As farmers we’re the bottom rung of the ladder and carry huge risk and responsibility as an everyday noose, so for regenerative potatoes to stand a chance of success it certainly needs customer buy-in. Our buyers can’t just expect the same top-quality produce with the added bonus of a valuable sales tag at the cost (and risk) of the supplying farmer!
In my view, zero soil movement in potato growing is an unrealistic ideal – we still need to harvest the crop without damage. Even the most militant of direct drilling, regen combinable crop farmers still put a coulter of some kind in the ground, at a depth commensurate with the requirement of the seed being planted. So I reason that if we apply the same theory to potatoes, then burying the seed under an inch or so of soil ought to be a decent start. So, nudged by a major customers’ future target, I set up a small trial in 2021.
The fundamentals of regen ag are to move less soil, and use less chemicals, so the scene was set. Our aim was a maximum of 15cm (6”) bed depth (normal here is 25cm) and to minimise any inputs. So we didn’t apply herbicides, nematicides or seed treatments, and used a reduced amount of N. However, the big challenge under this regime was to maintain quality.
We planted the crop in late June (too late) so didn’t expect commercial yields (hence only 50kgN/ha was applied). The seed tubers were buried deep enough to have 2.5cm of soil over them and were then covered by a variation of means – no extra cover (just 2.5cm of soil); straw cover; companion crop sown with straw on top; straw with a companion sown into it; and a companion crop only (no straw).
At 25% canopy, 50kgN was applied using liquid N and the crop was blight sprayed as normal. So what did we see?
Of all the treatments in the trial, soil only was better than expected. There were more greens but faster emergence and less slugs than the other options.
Straw speeded the germination but restricted emergence and prevented rainfall, when under about 5mm, from getting to the roots. The wet straw harboured slugs and, in short, it was expensive and impractical.
Any mixture of straw and companions resulted in very poor-quality tubers and low yield – probably through competition for light, nutrients and water, as well as acting as a host for pests.

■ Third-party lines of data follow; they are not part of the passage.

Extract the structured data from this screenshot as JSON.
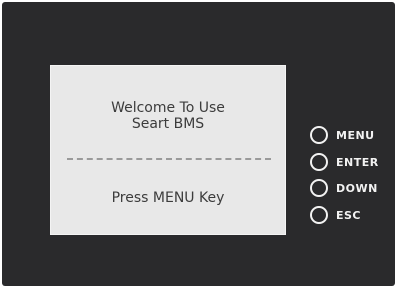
{
  "display": {
    "line1": "Welcome To Use",
    "line2": "Seart BMS",
    "separator": "----------------------------",
    "prompt": "Press MENU Key"
  },
  "keys": [
    {
      "label": "MENU"
    },
    {
      "label": "ENTER"
    },
    {
      "label": "DOWN"
    },
    {
      "label": "ESC"
    }
  ],
  "colors": {
    "panel": "#2a2a2c",
    "screen": "#e8e8e8",
    "screen_text": "#3c3c3c",
    "key_outline": "#f2f2f2"
  }
}
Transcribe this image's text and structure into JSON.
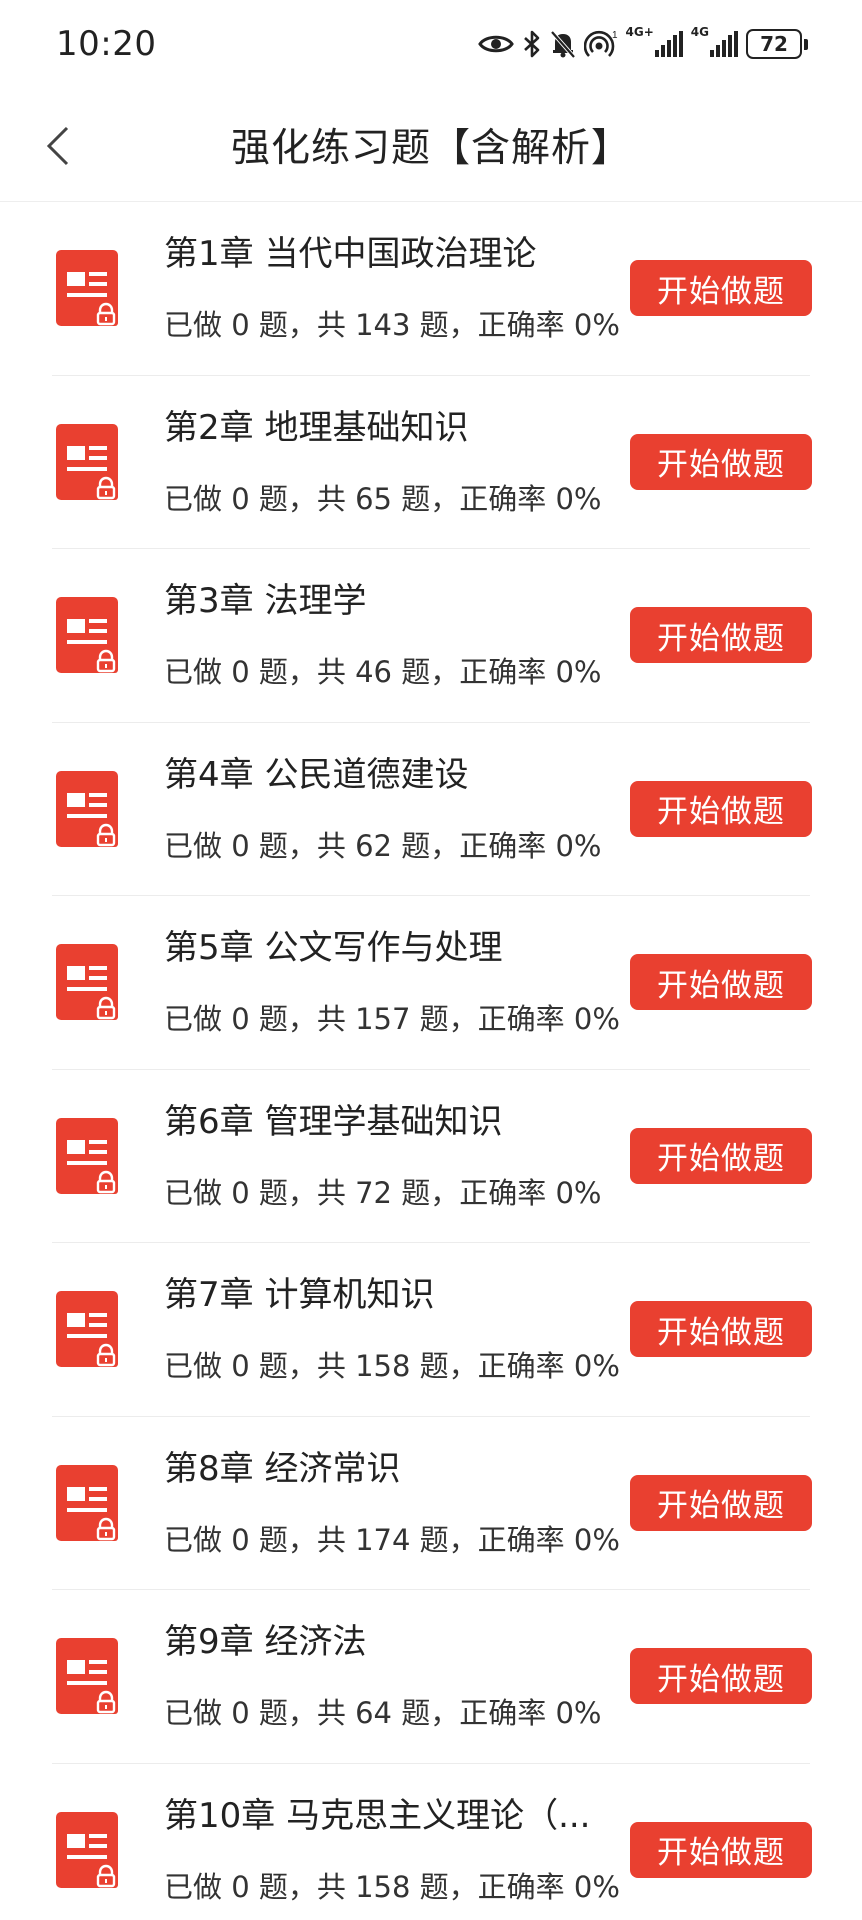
{
  "status_bar": {
    "time": "10:20",
    "net_label_1": "4G+",
    "net_label_2": "4G",
    "battery": "72",
    "icons": [
      "eye-icon",
      "bluetooth-icon",
      "bell-off-icon",
      "hotspot-icon",
      "signal-icon",
      "signal-icon",
      "battery-icon"
    ]
  },
  "header": {
    "title": "强化练习题【含解析】",
    "back_icon": "chevron-left-icon"
  },
  "colors": {
    "accent": "#e94030",
    "text": "#222222",
    "divider": "#ececec"
  },
  "chapters": [
    {
      "title": "第1章 当代中国政治理论",
      "stats": "已做 0 题，共 143 题，正确率 0%",
      "button": "开始做题",
      "icon": "document-lock-icon"
    },
    {
      "title": "第2章 地理基础知识",
      "stats": "已做 0 题，共 65 题，正确率 0%",
      "button": "开始做题",
      "icon": "document-lock-icon"
    },
    {
      "title": "第3章 法理学",
      "stats": "已做 0 题，共 46 题，正确率 0%",
      "button": "开始做题",
      "icon": "document-lock-icon"
    },
    {
      "title": "第4章 公民道德建设",
      "stats": "已做 0 题，共 62 题，正确率 0%",
      "button": "开始做题",
      "icon": "document-lock-icon"
    },
    {
      "title": "第5章 公文写作与处理",
      "stats": "已做 0 题，共 157 题，正确率 0%",
      "button": "开始做题",
      "icon": "document-lock-icon"
    },
    {
      "title": "第6章 管理学基础知识",
      "stats": "已做 0 题，共 72 题，正确率 0%",
      "button": "开始做题",
      "icon": "document-lock-icon"
    },
    {
      "title": "第7章 计算机知识",
      "stats": "已做 0 题，共 158 题，正确率 0%",
      "button": "开始做题",
      "icon": "document-lock-icon"
    },
    {
      "title": "第8章 经济常识",
      "stats": "已做 0 题，共 174 题，正确率 0%",
      "button": "开始做题",
      "icon": "document-lock-icon"
    },
    {
      "title": "第9章 经济法",
      "stats": "已做 0 题，共 64 题，正确率 0%",
      "button": "开始做题",
      "icon": "document-lock-icon"
    },
    {
      "title": "第10章 马克思主义理论（...",
      "stats": "已做 0 题，共 158 题，正确率 0%",
      "button": "开始做题",
      "icon": "document-lock-icon"
    }
  ]
}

Our companion was sown too thick and was too tall but made practical and financial sense. It shaded the crop from both light and fungicides, and competed for light, water and nutrients. We found oats may have had an allelopathic effect on the potatoes and yellow mustard may have activated free-living nematodes at a susceptible time. Beans were outcompeted so we conclude a non-climbing clover or vetch is probably a better choice of companion. More work is needed on this front.
So what have we learnt? Regenerative potatoes have the potential to reduce costs, reliance on pesticides and our carbon footprint. It will inevitably suit some varieties, soil types, markets, and farming systems better than others, but there’s huge potential.
A 40-50% reduction in cultivation depth reduces cost and increases capacity significantly – faster working speed, less fuel, less time and less wear. Using a larger grade size on clod separators is very possible if stone levels are low.
Cover crops are essential and shouldn’t be too thick. They have more potential to control nematodes and reduce cultivation than almost anything else in the system.
Physical OM in the planted row is a huge help in reducing green potatoes. We found biostimulants (rather than azoxystrobin) in-furrow are very helpful in reducing rhizoctonia, black dot and promoting root health.
Quality of the crop and the practicality of producing it are of paramount importance. So the plough is not a ‘must get rid’ – quite the opposite. At shallower depths the plough assures a depth of soil not possible with tines on some soil types – but it’s important not to bury the OM in a layer.
Muck, slurry, digestate, compost etc have potential to further reduce fertiliser requirements while reducing synthetic inputs. Low levels of chopped straw cover may have potential, but it needs care because of the risk from slugs. Removal by the potato harvester is possible if the straw is short and evenly applied. The application is the issue – cost, traffic, and timing.
Companion crops to cover soil at low levels probably have the most potential for protecting regen potatoes, while being practical to apply and affordable. The compromise is broadleaf weed control and slug control. Again, more work required!
The possibilities are endless. Reducing soil depth is arguably the biggest hurdle, but the one from where the most benefit stands to be gained, particularly from a cost saving and carbon perspective. I’ll have another go this spring.
Andrew Wilson is a fourth-generation tenant of the Castle Howard Estate in North Yorkshire.
He has a strategic approach to direct drilling on his varied soil types and grows a wide variety of crops. He’s passionate about the potato industry and having been utilising cover crops to reduce cultivation and chemical use since 2011, dipped his toe in the water of regenerative potatoes in 2021.